Mark Dowling | 27-Dec-06 at 8:12 am | Permalink
Pringles do the same thing - about 180g in the standard box and 140g in the low fat.
thickslab | 27-Dec-06 at 4:03 pm | Permalink
If only the guy had bothered to read the label. He’s an idiot. The ingredients list for the two packages is different, and the difference is SUGAR. It’s not half the amount of the same powder. It’s different powder.
Saskboy | 31-Dec-06 at 2:23 pm | Permalink
Miss C, that sounds just like inkjet cartridges, they give you half the ink and charge just as much as before. That’s why I look into getting colour laser printers instead, but am holding off for another year I think.
Mark, thanks for the tip.
I don’t understand you Thickslab, isn’t that what he did - read the label?
There are clearly 13g in one pouch, and 28g in the non-light pouch. The powder is different too, but you’re getting less than half as much for something that still contains as much fat and more salt!
thickslab | 31-Dec-06 at 2:34 pm | Permalink
Um - let me explain it to you slowly.
Aspartame is several thousand times sweeter than sugar. That means that one can achieve the same sweetness with mere milligrams of aspartame that one would get with grams of sugar. (Note that the Aspartame you get in sweetener packets is mostly filler, usually corn starch, to give it an appearance that looks somewhat like sugar.)
Imagine PC manafacturing the same base mix of cocoa powder, milk ingredients, and a few other things and putting them in two separate packets. Then add aspartame plus 20 miligrams of sodium to one and powdered cane sugar in the other. The result will be one packet that’s “light” and one packet that’s not “light”. Both will have the same flavour, if one leaves aside that there are some taste differences between aspartame and sugar.
You’re not getting “less than half as much” in any meaningful way. Thing of the packets as being sold by flavour and not by weight. The “light” packet will not make hot chocolate that is watered down; any taste difference will be due to the difference between aspartame and sugar. That’s it.

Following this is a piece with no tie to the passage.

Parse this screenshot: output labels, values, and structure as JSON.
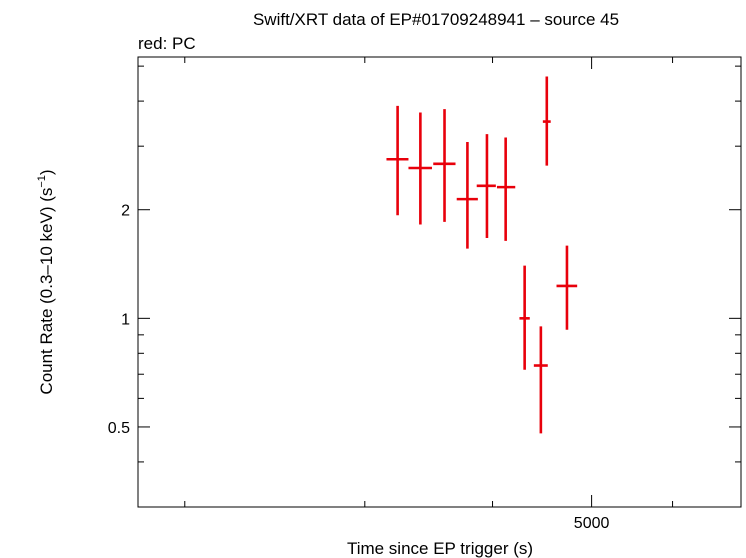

This guy is implying that the “light” hot chocolate is somehow watered down. It’s not.
Understand now?
thickslab | 31-Dec-06 at 2:38 pm | Permalink
And by the way, the US recommended daily allowance for sodium is 2400 milligrams. The 20 milligram difference between the two packets represents 0.83% of one’s recommended daily allowance. It’s insignificant in terms of what one would regularly consume in one’s daily meals.
Saskboy | 31-Dec-06 at 2:48 pm | Permalink
“Thing of the packets as being sold by flavour and not by weight. The “light” packet will not make hot chocolate that is watered down; any taste difference will be due to the difference between aspartame and sugar. That’s it.
This guy is implying that the “light” hot chocolate is somehow watered down. It’s not.”
People will buy on perception not reality in other words. I know what you’re saying I just don’t agree that PC isn’t being dishonest in some way.
thickslab | 31-Dec-06 at 2:59 pm | Permalink
Explain to me how they are being dishonest? If a packet gives the same flavour with half the calories, how is that dishonest?
Saskboy | 03-Jan-07 at 11:30 am | Permalink
Thickslab, admittedly, it’s more of a “truthiness” gut feeling I have that PC is ripping people off by putting significantly less powder in. In a taste test, I’m fairly certain that the user would be able to determine the “light” version due to the dilution.
Saskboy | 23-Jan-08 at 11:07 am | Permalink
Someone anonymous left a comment about Thickslab, but it was filtered by my spamfilter.